Da: www.mattino.ch 7.2.10
C’è una novità nello spinoso settore dei rapporti tra i figli e i genitori separati o divorziati. Un problema, questo, già acuto, ma che è destinato ad acuirsi sempre più, basti pensare che la metà dei matrimoni finisce in un divorzio. E che i divorzi e le separazioni diventano vieppiù conflittuali. Non solo quelli dove ci sono dei soldi o degli averi da spartire, ma anche quelli dove c’è poco o nulla. Questo grazie, o per colpa (scegliete voi…) anche del gratuito patrocinio.

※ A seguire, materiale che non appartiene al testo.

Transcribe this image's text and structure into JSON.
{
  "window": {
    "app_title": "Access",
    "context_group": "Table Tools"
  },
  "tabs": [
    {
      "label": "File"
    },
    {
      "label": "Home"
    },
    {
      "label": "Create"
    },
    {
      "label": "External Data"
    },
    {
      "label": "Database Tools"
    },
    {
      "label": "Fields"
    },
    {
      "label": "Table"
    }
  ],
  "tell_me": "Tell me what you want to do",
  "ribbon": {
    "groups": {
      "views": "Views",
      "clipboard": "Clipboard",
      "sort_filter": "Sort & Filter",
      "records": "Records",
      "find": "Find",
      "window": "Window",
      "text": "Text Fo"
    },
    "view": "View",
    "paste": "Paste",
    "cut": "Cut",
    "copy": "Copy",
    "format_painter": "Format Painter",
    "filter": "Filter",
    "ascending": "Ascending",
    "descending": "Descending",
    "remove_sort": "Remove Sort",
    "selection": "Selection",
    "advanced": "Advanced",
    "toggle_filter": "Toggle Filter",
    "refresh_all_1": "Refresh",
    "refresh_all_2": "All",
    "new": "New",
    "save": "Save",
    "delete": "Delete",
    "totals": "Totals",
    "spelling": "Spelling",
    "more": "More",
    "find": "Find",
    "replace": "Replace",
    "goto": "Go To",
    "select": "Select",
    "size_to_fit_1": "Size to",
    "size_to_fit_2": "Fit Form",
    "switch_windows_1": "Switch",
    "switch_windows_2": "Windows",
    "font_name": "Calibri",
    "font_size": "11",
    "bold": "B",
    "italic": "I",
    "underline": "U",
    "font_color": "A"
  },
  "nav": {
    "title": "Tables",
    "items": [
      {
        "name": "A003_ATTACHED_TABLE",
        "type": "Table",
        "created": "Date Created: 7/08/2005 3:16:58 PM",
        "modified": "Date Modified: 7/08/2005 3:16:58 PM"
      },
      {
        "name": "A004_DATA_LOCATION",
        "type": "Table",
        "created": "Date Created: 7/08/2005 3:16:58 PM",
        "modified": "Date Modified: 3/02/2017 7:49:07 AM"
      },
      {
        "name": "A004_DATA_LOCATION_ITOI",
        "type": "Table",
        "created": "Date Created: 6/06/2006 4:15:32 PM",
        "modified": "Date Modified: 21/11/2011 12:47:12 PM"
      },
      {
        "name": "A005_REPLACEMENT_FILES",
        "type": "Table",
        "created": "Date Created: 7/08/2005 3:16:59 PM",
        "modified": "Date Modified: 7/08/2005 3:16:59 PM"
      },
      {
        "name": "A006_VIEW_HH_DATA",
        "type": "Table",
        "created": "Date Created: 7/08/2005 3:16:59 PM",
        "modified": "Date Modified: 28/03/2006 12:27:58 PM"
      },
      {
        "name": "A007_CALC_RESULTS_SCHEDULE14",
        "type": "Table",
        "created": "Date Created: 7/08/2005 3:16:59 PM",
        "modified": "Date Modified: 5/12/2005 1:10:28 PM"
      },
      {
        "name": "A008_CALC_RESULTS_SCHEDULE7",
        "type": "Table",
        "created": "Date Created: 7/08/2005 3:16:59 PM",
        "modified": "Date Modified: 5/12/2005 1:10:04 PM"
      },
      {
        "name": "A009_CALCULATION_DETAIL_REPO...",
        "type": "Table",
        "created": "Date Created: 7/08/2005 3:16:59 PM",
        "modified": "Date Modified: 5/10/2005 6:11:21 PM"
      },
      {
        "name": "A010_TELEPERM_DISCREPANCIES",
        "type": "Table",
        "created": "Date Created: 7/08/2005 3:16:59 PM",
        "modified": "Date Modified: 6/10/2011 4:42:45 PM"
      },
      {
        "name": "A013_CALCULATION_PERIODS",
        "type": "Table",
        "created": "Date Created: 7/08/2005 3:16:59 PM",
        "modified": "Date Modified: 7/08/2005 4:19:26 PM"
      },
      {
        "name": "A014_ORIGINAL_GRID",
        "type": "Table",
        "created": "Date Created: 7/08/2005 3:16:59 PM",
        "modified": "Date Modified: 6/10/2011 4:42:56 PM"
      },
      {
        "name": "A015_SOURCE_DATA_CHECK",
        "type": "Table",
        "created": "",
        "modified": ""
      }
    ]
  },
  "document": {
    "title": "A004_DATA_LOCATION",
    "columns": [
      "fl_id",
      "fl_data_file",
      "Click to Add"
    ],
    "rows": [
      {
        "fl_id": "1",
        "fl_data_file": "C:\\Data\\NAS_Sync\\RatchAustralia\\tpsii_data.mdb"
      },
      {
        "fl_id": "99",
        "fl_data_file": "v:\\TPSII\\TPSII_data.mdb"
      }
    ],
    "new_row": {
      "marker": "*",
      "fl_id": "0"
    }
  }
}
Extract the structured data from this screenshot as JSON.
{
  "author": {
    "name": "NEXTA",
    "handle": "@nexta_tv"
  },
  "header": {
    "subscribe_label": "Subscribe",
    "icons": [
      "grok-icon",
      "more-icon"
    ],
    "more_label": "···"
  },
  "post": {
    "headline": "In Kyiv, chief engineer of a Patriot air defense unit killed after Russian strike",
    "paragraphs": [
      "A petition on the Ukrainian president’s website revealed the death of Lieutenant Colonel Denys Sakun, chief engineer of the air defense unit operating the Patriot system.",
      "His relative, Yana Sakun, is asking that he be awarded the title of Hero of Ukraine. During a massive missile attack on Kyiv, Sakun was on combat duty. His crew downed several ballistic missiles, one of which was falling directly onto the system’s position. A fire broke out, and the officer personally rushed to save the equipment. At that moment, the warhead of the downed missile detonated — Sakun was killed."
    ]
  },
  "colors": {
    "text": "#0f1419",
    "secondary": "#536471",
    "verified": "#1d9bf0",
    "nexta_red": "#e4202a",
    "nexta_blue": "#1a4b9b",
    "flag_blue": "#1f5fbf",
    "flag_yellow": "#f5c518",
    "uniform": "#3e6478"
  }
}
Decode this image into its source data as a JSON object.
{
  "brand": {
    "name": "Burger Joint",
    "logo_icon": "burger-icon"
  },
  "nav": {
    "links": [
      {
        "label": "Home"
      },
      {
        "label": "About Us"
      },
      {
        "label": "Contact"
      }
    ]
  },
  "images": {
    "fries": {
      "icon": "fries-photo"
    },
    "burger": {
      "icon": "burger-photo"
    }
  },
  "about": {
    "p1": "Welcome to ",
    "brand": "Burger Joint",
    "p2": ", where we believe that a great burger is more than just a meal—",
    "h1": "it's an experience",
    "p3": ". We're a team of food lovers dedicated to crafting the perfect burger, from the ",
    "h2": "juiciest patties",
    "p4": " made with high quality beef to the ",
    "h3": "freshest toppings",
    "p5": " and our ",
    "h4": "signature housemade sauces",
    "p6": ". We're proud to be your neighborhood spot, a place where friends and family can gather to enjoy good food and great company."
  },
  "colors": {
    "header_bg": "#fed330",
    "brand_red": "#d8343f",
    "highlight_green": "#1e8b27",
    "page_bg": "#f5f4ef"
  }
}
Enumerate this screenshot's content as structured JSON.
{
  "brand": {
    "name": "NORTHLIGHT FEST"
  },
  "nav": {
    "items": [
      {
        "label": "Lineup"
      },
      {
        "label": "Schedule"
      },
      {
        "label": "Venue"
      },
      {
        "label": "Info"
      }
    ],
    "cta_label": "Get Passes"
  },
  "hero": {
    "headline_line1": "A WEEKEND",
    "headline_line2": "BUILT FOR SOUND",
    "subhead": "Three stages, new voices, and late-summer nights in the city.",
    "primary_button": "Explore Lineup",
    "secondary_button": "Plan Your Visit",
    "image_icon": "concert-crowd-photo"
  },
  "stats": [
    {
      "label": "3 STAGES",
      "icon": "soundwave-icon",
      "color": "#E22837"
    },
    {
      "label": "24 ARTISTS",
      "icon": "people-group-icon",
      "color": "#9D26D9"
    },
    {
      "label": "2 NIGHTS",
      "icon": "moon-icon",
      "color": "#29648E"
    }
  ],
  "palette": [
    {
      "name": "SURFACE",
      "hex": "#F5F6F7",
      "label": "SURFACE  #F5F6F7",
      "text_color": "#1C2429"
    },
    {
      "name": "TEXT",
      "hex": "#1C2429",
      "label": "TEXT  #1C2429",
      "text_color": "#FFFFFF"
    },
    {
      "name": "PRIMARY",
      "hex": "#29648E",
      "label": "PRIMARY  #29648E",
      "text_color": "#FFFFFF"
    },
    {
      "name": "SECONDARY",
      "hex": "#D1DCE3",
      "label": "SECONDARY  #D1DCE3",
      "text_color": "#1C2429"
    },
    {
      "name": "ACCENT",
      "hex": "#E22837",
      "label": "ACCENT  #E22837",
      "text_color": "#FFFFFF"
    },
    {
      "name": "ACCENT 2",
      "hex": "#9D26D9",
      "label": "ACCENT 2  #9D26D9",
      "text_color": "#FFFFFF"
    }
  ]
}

Il quale permette agli avvocati di fomentare ad oltranza la litigiosità tra le parti, tanto al pagamento della parcella provvede lo Stato, per cui non c’è neppure il rischio che i clienti smettano di azzuffarsi perché sono stufi di spendere in avvocati.
Il passo avanti viene fatto nell’ambito della bigenitorialità e della tutela dei figli contro il mobbing parentale, ovvero contro il comportamento di un genitore che – a causa di un rapporto conflittuale – fa di tutto per estraniare i figli dall’altro genitore, ad esempio procedendo a dei lavaggi del cervello.
Vaud: processo per PAS
Nel Canton Vaud, e qui sta il passo avanti di cui si parlava in apertura, una madre è stata deferita dal giudice istruttore al tribunale correzionale per aver – recita l’accusa – “manipolato per un lungo periodo la personalità e i ricordi dei suoi figli, sottomettendoli ad un lavaggio del cervello per convincerli dell’esistenza di ricordi traumatizzanti. In questo modo ha fatto subire ai figli un grave maltrattamento psicologico alienandoli al padre, che i bambini si immaginano ora come un essere mostruoso, capace di attentare alla loro integrità fisica…”. Questo comportamento viene dunque considerato un reato penale.
Si tratta del primo processo per PAS in Svizzera.
Nel Canton Lucerna, invece, situazione analoga ma parti invertite. Il tribunale distrettuale ha cambiato il genitore affidatario (qui siamo nell’ambito del diritto civile), dal padre alla madre, perché quest’ultimo si comportava in modo tale da provocare nei figli una sindrome da alienazione parentale nei confronti della madre.
Ticino: «una lotteria»
E in Ticino? «In Ticino, purtroppo, siamo ai piedi della scala – rileva l’avv. Paolo Tami, segretario dell’Associazione genitori non affidatari (AGNA) -. Non esistono precedenti di decisioni né civili né penali in merito all’alienazione parentale. I giudici si nascondono dietro il paravento del tema “più psicologico che giuridico” e quindi non creano giurisprudenza. Ciò che porta a conseguenze gravi, perché la sindrome da alienazione parentale può provocare grossi danni nei figli». La situazione attuale in Ticino, per le famiglie in fase di separazione, è paragonabile a quella di una lotteria: «O capitano davanti ad un giudice sensibile al principio della bigenitorialità, oppure per i figli, come per il genitore non affidatario, rischiano di essere guai. La nostra associazione – conclude l’avv. Tami – è a conoscenza, in Ticino, di diversi casi di genitori alienati: padri e madri che da anni non vedono più i loro figli, e le autorità non fanno nulla per aiutarli».